Ready view showing unblocked issues available for work:  
![Ready issues](static/dcat-ready.png)

Detailed issue view with description, acceptance criteria, and metadata:  
![Issue Details](static/dcat-show-issueid.png)

TUI for creating new issues (`dcat new`):  
![New issue](static/dcat-new.png)

TUI for editing issues, select the one you want to edit (`dcat edit`):  
![Select issue to edit](static/dcat-edit.png)

TUI for editing issues (`dcat edit $id`):  
![Edit issue](static/dcat-edit-id.png)

List issues in progress:  
![Issues in progress](static/dcat-in-progress.png)

List issues in review:  
![Issues in review](static/dcat-in-review.png)

## Tips & tricks

Personally, I use these aliases:

```bash
alias dcl="dcat list --tree"
alias dct="dcat list --table"

alias dcn="dcat new"
alias dce="dcat edit"
```

## FAQ

**What's a dogcat?**  
¯\_(ツ)_/¯ Some cats are dog-like, and some dogs are cat-like.

**Why a new project and just not use or fork beads?**  
Dogcat started out as some tooling on top of beads, that quickly grew into its own separate project.
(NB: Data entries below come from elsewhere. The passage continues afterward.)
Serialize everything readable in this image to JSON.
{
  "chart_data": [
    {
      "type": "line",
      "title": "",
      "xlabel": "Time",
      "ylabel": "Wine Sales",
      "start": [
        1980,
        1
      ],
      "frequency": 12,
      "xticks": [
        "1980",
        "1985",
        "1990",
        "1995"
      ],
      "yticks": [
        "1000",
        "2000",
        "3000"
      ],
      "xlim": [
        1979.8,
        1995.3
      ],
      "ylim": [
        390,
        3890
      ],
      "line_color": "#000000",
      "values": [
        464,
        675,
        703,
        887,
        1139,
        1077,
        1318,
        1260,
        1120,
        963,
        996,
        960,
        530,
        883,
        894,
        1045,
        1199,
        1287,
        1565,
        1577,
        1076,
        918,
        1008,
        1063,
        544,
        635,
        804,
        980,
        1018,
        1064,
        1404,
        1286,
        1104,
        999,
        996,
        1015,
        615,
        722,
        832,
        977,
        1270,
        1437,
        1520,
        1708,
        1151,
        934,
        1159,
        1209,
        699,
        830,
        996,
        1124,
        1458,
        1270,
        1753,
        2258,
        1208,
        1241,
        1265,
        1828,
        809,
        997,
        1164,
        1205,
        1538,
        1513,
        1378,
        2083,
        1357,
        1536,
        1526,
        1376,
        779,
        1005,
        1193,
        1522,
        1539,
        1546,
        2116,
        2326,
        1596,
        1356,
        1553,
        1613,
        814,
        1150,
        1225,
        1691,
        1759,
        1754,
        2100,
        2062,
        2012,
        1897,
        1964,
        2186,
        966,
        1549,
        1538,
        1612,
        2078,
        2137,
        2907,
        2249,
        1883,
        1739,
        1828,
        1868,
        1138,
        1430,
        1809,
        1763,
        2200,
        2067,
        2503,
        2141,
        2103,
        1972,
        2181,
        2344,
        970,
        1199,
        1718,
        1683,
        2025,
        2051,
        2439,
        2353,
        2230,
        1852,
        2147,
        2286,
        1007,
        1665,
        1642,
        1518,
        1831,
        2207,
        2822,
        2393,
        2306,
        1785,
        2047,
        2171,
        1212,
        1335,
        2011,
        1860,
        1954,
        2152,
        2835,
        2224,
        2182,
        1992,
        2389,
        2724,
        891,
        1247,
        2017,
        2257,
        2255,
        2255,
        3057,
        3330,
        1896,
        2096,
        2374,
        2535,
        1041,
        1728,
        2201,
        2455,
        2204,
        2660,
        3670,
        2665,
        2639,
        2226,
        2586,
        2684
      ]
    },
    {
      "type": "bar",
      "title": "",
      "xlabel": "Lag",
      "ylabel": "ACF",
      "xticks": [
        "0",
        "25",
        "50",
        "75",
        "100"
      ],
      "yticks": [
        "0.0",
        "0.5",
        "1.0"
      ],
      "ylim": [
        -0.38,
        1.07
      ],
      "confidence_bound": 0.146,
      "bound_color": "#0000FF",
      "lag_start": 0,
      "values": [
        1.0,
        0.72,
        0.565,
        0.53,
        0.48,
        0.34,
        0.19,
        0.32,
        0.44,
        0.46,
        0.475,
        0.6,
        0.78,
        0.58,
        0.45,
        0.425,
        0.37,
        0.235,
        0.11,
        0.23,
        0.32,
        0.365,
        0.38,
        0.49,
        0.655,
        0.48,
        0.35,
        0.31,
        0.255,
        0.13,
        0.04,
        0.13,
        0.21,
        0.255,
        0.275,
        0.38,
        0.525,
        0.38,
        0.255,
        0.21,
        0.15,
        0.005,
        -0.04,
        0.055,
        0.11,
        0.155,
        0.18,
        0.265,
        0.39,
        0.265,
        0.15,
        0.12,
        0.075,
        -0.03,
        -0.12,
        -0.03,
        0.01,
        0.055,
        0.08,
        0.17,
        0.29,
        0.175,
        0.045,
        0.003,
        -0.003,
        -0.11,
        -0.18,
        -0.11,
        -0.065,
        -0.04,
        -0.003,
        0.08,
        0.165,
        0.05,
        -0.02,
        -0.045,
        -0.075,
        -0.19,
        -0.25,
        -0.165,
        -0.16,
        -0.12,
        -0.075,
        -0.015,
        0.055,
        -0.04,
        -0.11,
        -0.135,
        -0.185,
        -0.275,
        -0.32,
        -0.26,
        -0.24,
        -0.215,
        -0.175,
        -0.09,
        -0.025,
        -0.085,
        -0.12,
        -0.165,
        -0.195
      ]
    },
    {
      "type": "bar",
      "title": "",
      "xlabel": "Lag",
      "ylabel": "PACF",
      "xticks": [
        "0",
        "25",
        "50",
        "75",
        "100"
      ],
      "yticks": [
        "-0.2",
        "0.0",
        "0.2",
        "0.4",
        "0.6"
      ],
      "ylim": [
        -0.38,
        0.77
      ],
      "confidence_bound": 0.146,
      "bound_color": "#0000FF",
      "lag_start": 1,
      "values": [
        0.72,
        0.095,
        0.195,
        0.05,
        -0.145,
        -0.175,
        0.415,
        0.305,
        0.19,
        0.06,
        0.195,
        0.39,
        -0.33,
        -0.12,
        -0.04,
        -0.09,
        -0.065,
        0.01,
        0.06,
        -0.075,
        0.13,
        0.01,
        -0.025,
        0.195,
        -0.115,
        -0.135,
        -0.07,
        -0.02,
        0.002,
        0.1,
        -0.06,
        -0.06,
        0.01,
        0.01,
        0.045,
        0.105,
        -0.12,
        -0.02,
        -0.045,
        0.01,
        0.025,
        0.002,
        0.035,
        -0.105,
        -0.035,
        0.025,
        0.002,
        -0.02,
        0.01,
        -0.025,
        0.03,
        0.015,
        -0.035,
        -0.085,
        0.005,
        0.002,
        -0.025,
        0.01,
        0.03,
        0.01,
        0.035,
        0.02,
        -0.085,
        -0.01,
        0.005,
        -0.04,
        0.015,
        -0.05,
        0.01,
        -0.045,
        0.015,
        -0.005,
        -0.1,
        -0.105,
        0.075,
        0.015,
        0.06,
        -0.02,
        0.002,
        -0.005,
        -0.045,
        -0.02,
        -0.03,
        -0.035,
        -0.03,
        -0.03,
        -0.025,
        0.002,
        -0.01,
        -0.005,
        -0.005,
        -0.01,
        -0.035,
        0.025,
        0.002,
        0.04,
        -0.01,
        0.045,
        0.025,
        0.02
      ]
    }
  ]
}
I found it tricky to integrate against beads, and instead of trying to keep up with changes in beads, it was more fun to just build my own.

**Why Python?**  
I wanted to use [Textual](https://textual.textualize.io/), which is awesome for making TUIs with. It's also the language I am the most familiar with.

## Migrating from beads

If you already have a collection of issues in Beads, you can import them in dogcat. In a folder without a `.dogcats` folder run `dogcat import-beads /path/to/project/.beads/issues.jsonl`.

## Development

`dogcat` is now in a state where it can be dogfooded. Included is the issues.jsonl file containing the current issues.